No se cansaba nunca de repetirlo: no quería ser recordado como Nelson Mandela, el mito, sino como Nelson Mandela, el hombre. Madiba.
Pero no será así. Hoy, un mundo hambriento de héroes y ávido de historias que sirvan de inspiración se despide de Nelson Mandela y conmemora lo que significó para Sudáfrica y para el resto del planeta. Un verdadero ícono global.
Pocas personas han tenido el privilegio de que, en vida, su nombre se convierta en una metáfora universal del perdón, de la reconciliación, de la lucha por la democracia y la igualdad. Incluso con sus fallas (que las tuvo), quedará para siempre en el panteón con figuras como Mahatma Gandhi, la madre Teresa, Martin Luther King y un puñado más.

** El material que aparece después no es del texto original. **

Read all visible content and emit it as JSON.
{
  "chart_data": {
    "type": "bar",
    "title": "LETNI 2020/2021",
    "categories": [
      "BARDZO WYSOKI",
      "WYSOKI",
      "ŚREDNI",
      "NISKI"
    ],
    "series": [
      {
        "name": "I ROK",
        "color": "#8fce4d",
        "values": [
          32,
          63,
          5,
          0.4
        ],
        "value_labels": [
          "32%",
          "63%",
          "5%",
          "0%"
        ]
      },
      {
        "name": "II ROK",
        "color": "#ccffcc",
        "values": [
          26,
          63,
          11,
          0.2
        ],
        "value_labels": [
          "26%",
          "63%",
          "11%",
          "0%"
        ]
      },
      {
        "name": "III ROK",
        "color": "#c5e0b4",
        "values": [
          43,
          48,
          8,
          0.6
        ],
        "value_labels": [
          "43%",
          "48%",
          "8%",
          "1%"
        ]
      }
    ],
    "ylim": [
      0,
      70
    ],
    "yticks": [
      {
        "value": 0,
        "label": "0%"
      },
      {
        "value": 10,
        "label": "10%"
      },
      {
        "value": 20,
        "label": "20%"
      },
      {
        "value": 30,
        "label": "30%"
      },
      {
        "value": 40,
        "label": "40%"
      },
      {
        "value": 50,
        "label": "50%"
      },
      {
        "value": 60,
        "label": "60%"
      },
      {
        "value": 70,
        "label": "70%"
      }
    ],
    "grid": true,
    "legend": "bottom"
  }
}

Hoy, en la despedida, los elogios son interminables; la admiración, universal. Pero en tiempos de líderes que muchas veces parecen trabajar sólo para perpetuarse, uno de sus mayores legados fue su decisión de no permanecer en el poder, de dejarles el lugar a otros.
Si había alguna persona en el mundo, y particularmente en Sudáfrica, que tenía las credenciales y la oportunidad de embarcarse en una campaña para instaurar un culto a la personalidad y aferrarse al poder, era él. Pero hizo lo contrario. Su mito se agigantó porque murió años después de haber demostrado que no estaba dispuesto a sucumbir a las tentaciones del poder y la riqueza.
En un continente en el que los presidentes vitalicios son mucho más la regla que la excepción, sentó un precedente. Más de 60 años de lucha le costó derrotar el apartheid y encumbrarse como el primer presidente democrático de Sudáfrica. Pero no se aferró al lugar por el que tanto se había sacrificado: para él, cinco años fueron suficientes.
Sólo con el gesto de negarse a buscar la reelección demostró visión y sabiduría, al inyectar confianza en el complejo proceso político que atravesaba su país, y en la democracia misma.
La dinastía Kim en Corea del Norte, los Castro en Cuba, Robert Mugabe en Zimbabwe, Hugo Chávez en su momento en Venezuela, Alexander Lukashenko en Belarús, Islam Karimov en Uzbekistán… La lista es interminable, no sólo en África, sino también en Asia y América latina. Son los líderes que consideraron (o consideran) que la única forma de “salvar ” a su pueblo es perpetuándose en el poder.
Cualquiera que haya participado de un encuentro o un acto con Mandela difícilmente olvidará la experiencia: a pesar de su edad, bailaba, reía, cantaba, y hablaba con ese tono suave, firme, carismático. Pero, más que nada, apelaba a su sonrisa, la misma que es omnipresente en Sudáfrica en remeras, tazas, banderas, billetes y todo tipo de suvenires.
Justamente esa sonrisa constituía un mensaje en sí mismo para los sudafricanos, el recuerdo de que no guardaba rencor ni amargura. Porque Mandela era, por sobre todo, un pragmático. En la cárcel supo que un acuerdo con sus propios carceleros era lo único que podía evitarle a su pueblo un baño de sangre o la balcanización de Sudáfrica: era un político con visión de futuro, un estadista como pocos. Lo dijo John Carlin con claridad: Mandela usó el perdón como arma política.